After years of trying and failing, NuGenTec finally landed several million dollar contracts with the U.S. government. But to Polignone and his business partner Fred Pourmirzaie, who heads up a division of NuGenTec called FloDynamix, navigating the federal bureaucracy was like running a gauntlet.
“It is frustrating,” Pourmirzaie said. “Again, we feel that they are under sourced and understaffed and they don’t have resources to allocate to quality small businesses like us.”
Raul Espinosa, another staunch advocate of transparency in the procurement process, believes the public must speak up about the issue of small business contracts landing in the halls of big corporations. He started the Fairness in Procurement Alliance in Jacksonville, Fla. in 2005 to get the government’s attention, and to ensure that qualified small and disadvantaged businesses receive the proper number of federal contracts.
“Government and elected officials are not allowing small businesses to take a fair share of the contracts that they themselves promise for them to have opportunities,” he said. “Not that they’re giveaways. They’re opportunities that they can use to overcome their economic position.”
The Small Business Administration admits that this is a problem. In July, the SBA reported it fell short of its goal of giving 23 percent of all federal contracts to small businesses. According to government data, the 2011 achievement rate was 21.65 percent, which translates into $91.5 billion. That means the small businesses did not receive $3.8 billion meant for them.
As far back as 2005, the SBA has acknowledged that small business contracts go to companies that are “other than small.” Report 5-15 by the Government Accountability Office’s Office of Inspector General states: “One of the most important challenges facing the Small Business Administration and the entire federal government today is that large businesses are receiving small business procurement awards and agencies are receiving credit for these awards.”

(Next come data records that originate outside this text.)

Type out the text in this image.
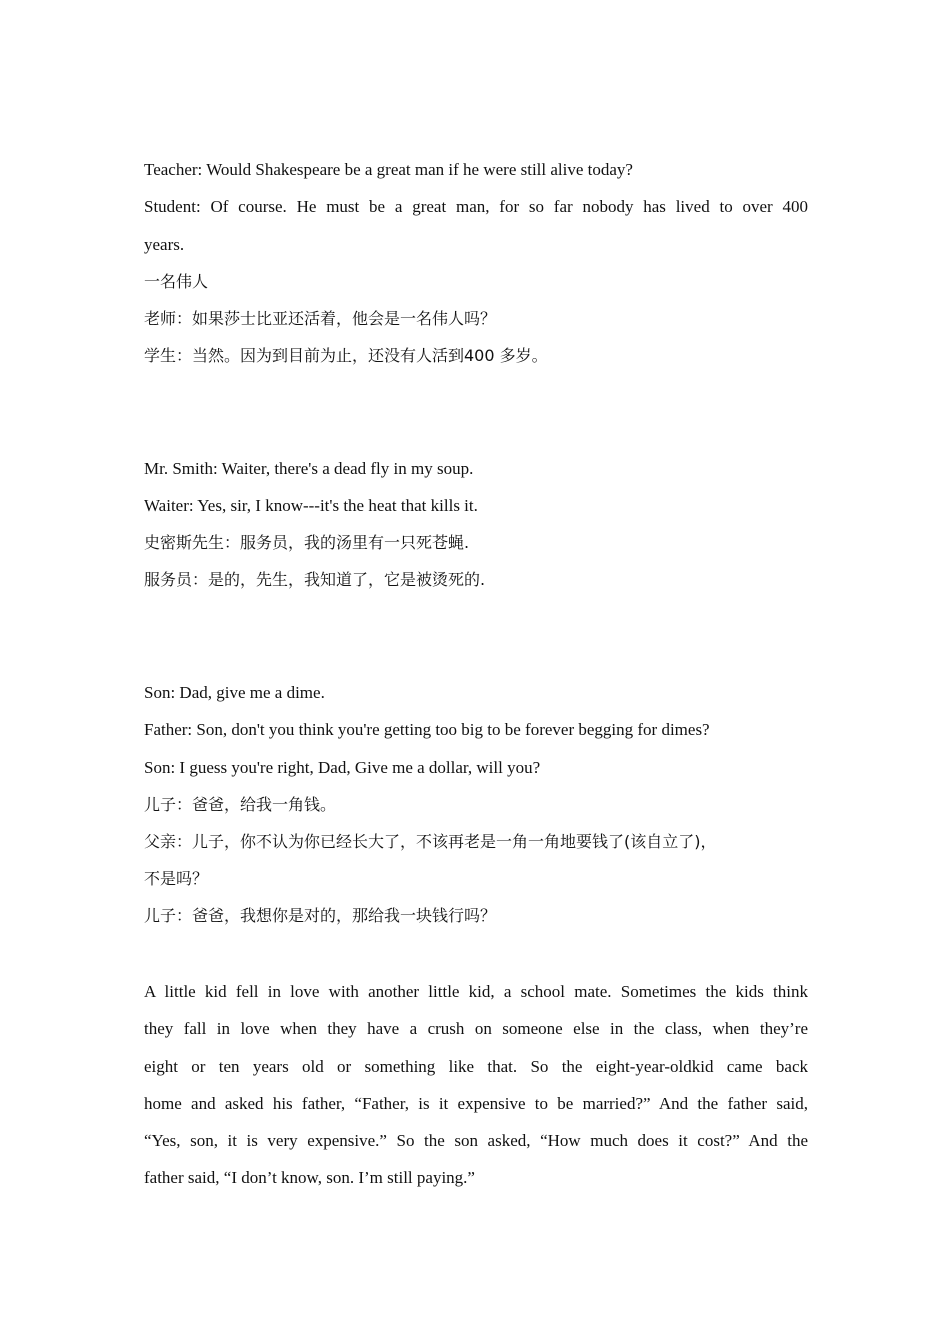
Teacher: Would Shakespeare be a great man if he were still alive today?
Student: Of course. He must be a great man, for so far nobody has lived to over 400
years.
一名伟人
老师：如果莎士比亚还活着，他会是一名伟人吗？
学生：当然。因为到目前为止，还没有人活到400 多岁。
Mr. Smith: Waiter, there's a dead fly in my soup.
Waiter: Yes, sir, I know---it's the heat that kills it.
史密斯先生：服务员，我的汤里有一只死苍蝇.
服务员：是的，先生，我知道了，它是被烫死的.
Son: Dad, give me a dime.
Father: Son, don't you think you're getting too big to be forever begging for dimes?
Son: I guess you're right, Dad, Give me a dollar, will you?
儿子：爸爸，给我一角钱。
父亲：儿子，你不认为你已经长大了，不该再老是一角一角地要钱了(该自立了)，
不是吗？
儿子：爸爸，我想你是对的，那给我一块钱行吗？
A little kid fell in love with another little kid, a school mate. Sometimes the kids think
they fall in love when they have a crush on someone else in the class, when they’re
eight or ten years old or something like that. So the eight-year-oldkid came back
home and asked his father, “Father, is it expensive to be married?” And the father said,
“Yes, son, it is very expensive.” So the son asked, “How much does it cost?” And the
father said, “I don’t know, son. I’m still paying.”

The SBA said the reasons for these mistakes, which they call anomalies, range from data entry and coding errors, acquisitions of small companies by big companies which are then grandfathered in, growth of a company over the life or a contract and human error.
Chapman’s organization, the ASBL, found that nationally in 2011, of the 100 top companies to receive $421 billion dollars in federal small business contracts, 72 were actually large companies.
“So in reality, I would say small businesses are getting about a tenth of what they are supposed to get,” Chapman said. “And that’s just appalling considering the state of our national economy and the California economy.”
The NBC Bay Area Investigative Unit has found no evidence that any of the companies are intentionally breaking the rules. Reporters also contacted the companies mentioned in this report, and most refused to comment. IBM, however, said it does everything it can to make sure the parent company and its subsidiaries do not receive federal contracts set aside for small businesses.
The SBA Inspector General recently came out with a report that implies some companies are able to exploit the system. The report also mentions reform in only four areas. Seventeen other areas either showed little or no progress.
In a statement emailed to NBC Bay Area, John Shoraka, Associate Administrator for Government Contracting and Business Development wrote, in part: “SBA has no tolerance for fraud, waste and abuse and takes corrective steps when actionable information comes to light. Over the past three years, the SBA has initiated more government-wide suspension and debarment actions than in the previous 10 years.”
Shoraka also said that the SBA’s 68 local offices conduct matchmaking events to make sure small businesses get direct access to federal buyers, and that the agency created a virtual tool called GC Classroom to train small businesses on how to win government contracts.